D.C.-area glass and mirror solutions are in sight
Pause and reflect on advice from these three highly rated glass and mirror installers in the Washington, D.C., area.
Nathan Williams, shower door dept. manager
Tara Rinker, president
Tim Sergun, project manager
What types of glass and mirror work do you do?
Nathan Williams: The most common shower glass we use is regular clear glass, which has a kind of green hue to it. We also deal in Starphire glass if a customer wants something ultra clear.
Tara Rinker: We specialize in frameless showers, shower doors, mirrors, tabletops, insulated glass, screens, patio doors and almost anything in glass for your home. We do both installation and repair when possible.
Tim Sergun: For shower enclosures, we use 3/8-and 1/2-inch clear tempered glass.
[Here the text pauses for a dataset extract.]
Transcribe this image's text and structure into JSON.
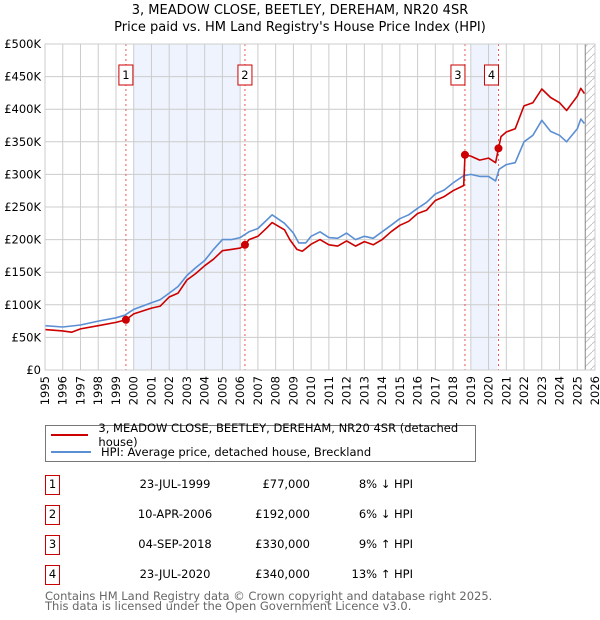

We also have 3/8- and 1/2-inch low iron [ultra clear], acid-etched [frosted], gray and pattern glass.
What is the price range for your work?
Williams: The average day-to-day shower enclosure that we install is typically in the $1,500 neighborhood. It really depends on what the customer wants to do with their bathroom.
Rinker: Anything from a $10 piece of stainless steel glass to thousands of dollars.
Sergun: An average shower enclosure will cost $900 to $1,400 installed.
What should people look for when selecting a company to install or repair glass/mirrors?
Williams: I think people often look at only the price, and do little research into the company itself. A company might outsource their material overseas to get the cheapest option.
Rinker: How long have they been in business? Are they licensed and insured? Do they have a showroom where you can go and see them?
Sergun: Cost-to-value ratio is always important. We will beat any written estimate on the same glass/hardware setup. Don’t forget to ask about lead times, warranty and quality of workmanship.
What do customers need to do to prepare for your home visit?
Williams: Make sure the tile is done. Anyplace that the shower will be connected to needs to have the tile in it. Measurements need to be exact and not a guess when the glass is sent to fabrication.
Rinker: If it’s for a frameless shower, the tile work needs to be in. For other items, they just need to know what they want us to measure for a quote.
Sergun: Tile work should be complete and shower curb should be finished before taking measurements, although we don’t mind coming out at earlier stages and helping with your shower enclosure’s layout.